The Agreement contains customary representations, warranties and agreements by the Company, including obligations of the Company to indemnify the Distribution Agent for certain liabilities under the Securities Act. Under the terms of the Agreement, the Company will pay the Distribution Agent a commission of up to 3.0% of the gross proceeds from sales of the Shares. In addition, the Company has agreed to pay certain expenses incurred by the Distribution Agent in connection with the offering. The offering of the Shares pursuant to the Agreement will terminate upon the earlier of (i) such date that the aggregate gross sales proceeds of Shares sold pursuant to the Agreement equal the total dollar amount listed in the Agreement or (ii) the termination of the Agreement by the Company or the Distribution Agent, in accordance with the terms of the Agreement.
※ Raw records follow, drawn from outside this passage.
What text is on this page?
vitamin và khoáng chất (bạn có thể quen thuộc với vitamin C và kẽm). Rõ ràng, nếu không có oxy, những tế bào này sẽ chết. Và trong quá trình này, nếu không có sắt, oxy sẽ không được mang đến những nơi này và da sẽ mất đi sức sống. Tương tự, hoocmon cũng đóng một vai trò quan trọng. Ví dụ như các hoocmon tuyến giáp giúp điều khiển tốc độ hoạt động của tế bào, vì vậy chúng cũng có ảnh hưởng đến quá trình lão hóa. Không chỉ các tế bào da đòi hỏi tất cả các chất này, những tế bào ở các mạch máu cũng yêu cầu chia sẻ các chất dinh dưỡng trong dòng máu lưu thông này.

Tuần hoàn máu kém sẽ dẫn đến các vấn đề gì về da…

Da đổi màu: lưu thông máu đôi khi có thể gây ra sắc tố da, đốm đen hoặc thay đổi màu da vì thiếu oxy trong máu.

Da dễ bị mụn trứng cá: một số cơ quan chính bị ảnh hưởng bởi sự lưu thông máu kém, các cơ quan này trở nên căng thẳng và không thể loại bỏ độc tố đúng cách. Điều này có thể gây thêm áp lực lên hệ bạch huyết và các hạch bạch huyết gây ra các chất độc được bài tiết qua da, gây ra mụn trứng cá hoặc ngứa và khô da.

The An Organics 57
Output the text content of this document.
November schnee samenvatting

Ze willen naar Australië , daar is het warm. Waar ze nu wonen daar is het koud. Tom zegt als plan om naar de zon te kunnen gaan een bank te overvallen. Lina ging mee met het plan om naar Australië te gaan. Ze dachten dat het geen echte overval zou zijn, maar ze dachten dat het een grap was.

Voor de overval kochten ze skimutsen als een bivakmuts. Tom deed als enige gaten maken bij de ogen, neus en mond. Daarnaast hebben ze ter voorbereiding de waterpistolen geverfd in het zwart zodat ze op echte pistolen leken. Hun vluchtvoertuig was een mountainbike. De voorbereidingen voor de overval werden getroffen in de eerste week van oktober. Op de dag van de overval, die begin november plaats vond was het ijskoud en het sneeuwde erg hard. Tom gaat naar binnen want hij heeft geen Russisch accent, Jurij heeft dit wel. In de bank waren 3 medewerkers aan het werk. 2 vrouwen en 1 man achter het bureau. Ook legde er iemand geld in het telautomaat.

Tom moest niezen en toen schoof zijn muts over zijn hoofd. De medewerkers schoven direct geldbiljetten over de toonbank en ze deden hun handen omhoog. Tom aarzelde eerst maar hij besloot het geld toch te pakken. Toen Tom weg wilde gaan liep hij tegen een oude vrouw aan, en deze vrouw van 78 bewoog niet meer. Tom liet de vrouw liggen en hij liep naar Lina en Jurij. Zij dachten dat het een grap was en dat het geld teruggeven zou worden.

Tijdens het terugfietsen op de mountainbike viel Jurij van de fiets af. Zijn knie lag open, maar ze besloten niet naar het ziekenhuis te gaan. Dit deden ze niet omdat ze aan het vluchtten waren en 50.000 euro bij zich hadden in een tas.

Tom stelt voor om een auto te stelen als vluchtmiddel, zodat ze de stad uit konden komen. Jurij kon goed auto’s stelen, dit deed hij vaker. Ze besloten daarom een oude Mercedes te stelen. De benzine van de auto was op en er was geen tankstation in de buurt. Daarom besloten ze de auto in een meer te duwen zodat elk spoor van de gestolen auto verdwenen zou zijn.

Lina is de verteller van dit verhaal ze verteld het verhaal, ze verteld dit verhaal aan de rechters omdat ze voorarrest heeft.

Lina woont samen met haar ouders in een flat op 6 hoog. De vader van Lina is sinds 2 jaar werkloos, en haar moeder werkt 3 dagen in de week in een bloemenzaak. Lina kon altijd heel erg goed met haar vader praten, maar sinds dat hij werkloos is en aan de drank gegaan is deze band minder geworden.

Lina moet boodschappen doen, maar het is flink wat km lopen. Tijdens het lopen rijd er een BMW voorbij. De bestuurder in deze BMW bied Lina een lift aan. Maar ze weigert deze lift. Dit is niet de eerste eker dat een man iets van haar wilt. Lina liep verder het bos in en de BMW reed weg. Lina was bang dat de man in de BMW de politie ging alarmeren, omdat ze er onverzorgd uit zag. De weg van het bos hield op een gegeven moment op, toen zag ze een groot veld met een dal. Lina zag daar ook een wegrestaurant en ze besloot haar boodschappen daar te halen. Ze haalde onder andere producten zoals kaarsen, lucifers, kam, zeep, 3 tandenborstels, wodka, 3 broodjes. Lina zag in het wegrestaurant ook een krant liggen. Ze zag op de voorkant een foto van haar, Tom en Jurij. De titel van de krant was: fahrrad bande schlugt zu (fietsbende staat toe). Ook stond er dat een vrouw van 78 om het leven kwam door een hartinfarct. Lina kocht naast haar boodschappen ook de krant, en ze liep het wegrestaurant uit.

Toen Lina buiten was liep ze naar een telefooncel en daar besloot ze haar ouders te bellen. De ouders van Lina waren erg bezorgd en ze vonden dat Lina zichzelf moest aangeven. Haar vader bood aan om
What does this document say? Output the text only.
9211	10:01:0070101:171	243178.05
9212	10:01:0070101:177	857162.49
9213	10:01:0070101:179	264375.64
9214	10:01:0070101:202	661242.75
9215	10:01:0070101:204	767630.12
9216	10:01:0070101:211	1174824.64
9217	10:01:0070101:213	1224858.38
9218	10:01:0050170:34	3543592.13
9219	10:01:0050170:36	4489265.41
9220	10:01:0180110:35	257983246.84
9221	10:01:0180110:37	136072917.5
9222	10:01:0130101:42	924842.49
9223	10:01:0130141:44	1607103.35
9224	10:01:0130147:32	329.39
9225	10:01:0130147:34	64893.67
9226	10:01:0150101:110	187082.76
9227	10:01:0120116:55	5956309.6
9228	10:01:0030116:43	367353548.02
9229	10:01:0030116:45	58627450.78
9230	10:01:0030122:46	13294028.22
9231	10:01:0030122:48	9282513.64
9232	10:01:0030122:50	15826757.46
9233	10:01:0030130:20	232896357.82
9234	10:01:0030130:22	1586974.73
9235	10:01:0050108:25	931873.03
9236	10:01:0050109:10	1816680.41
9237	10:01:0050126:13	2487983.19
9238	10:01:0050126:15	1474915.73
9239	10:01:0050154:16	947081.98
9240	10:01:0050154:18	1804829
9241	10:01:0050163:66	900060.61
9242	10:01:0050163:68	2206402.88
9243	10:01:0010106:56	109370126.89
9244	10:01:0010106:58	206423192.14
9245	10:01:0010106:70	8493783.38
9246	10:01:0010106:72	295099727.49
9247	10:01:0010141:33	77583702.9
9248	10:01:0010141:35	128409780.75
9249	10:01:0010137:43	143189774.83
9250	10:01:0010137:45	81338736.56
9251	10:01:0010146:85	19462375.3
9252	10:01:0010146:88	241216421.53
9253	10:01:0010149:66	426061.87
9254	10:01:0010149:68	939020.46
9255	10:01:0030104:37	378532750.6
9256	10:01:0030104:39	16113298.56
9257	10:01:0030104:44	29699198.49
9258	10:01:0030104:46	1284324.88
The foregoing description of the Agreement does not purport to be complete and is qualified in its entirety by reference to the complete text of the Agreement, which is filed as Exhibit 1.1 to this Current Report on Form 8-K and incorporated herein by reference.

This Current Report on Form 8-K shall not constitute an offer to sell or a solicitation of an offer to buy any securities, nor shall there be any sale of these securities in any state or jurisdiction in which such an offer, solicitation or sale would be unlawful prior to registration or qualification under the securities laws of any such state or other jurisdiction.

Item 9.01. Financial Statements and Exhibits.

(d). Exhibits.





1.1       Equity Distribution Agreement, dated May 11, 2020, by and between the
        Company and the Distribution Agent.

5.1       Opinion of Norton Rose Fulbright US LLP.

23.1      Consent of Norton Rose Fulbright US LLP (contained in Exhibit 5.1).